Not so much a stream-of-consciousness, as an unconscious railing against a life that makes little sense, and a shocking and intimate insight into the thoughts, feelings and chaotic sexuality of a vulnerable and isolated protagonist, A Girl Is a Half-formed Thing plunges inside its narrator’s head, exposing her world firsthand. This isn’t always comfortable—but it is always a revelation.

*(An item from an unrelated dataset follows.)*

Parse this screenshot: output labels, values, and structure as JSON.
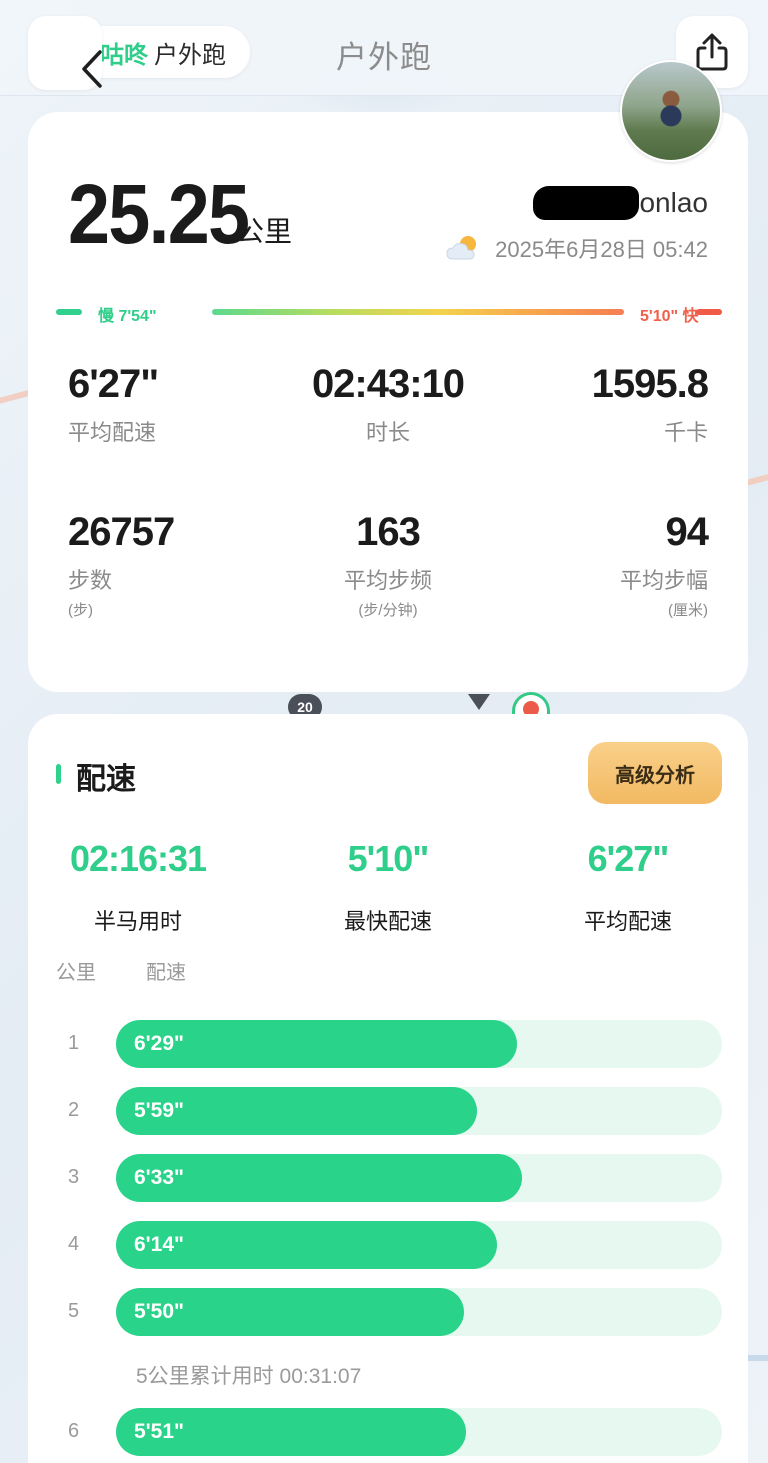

Touching on everything from family violence to religion to addiction, and the personal struggle to remain intact in times of intense trauma, McBride writes with singular intensity, acute sensitivity, and mordant wit. A Girl Is a Half-formed Thing is moving, funny, and alarming. It is a book you will never forget.
PUBLISHERS WEEKLY
Growing up in a poor backwater town in Ireland, the narrator of McBride's powerful debut novel, dark horse winner of the Baileys Women's Prize, was closely attached to her older brother, both of them in league against their volatile mother. Shortly before the narrator's birth, however, an invasive tumor had been removed from her brother's brain, causing him to be developmentally "slow" and leaving him with a livid scar on his head and a prominent limp. The prose is permeated with imagery that convey the squalid conditions of their existence. Their father has flown, and their mother alternates between obsessive prayer and screaming rants threatening hell for impiety. The narration is written in a Joycean stream of consciousness with an Irish lilt, and sentence fragments transmit the pervasive sense of urgency, of thoughts spinning faster than the tongue can speak. When she is 13, the narrator is raped by her uncle, and the relationship continues after the narrator leaves home for college in the city. By this point she recognizes the dark streak in her nature that treats sex as punishment. She welcomes her uncle's continuing predation, which fuels her promiscuity. Her voice reaches to an anguished pitch when her brother's tumor returns; she feels guilt at having left him to cope with her mother's religious mania. Some readers may be turned off at this point, depressed by the deathbed vigil or the narrator's inevitable breakdown, but those who persevere will have read an unforgettable novel.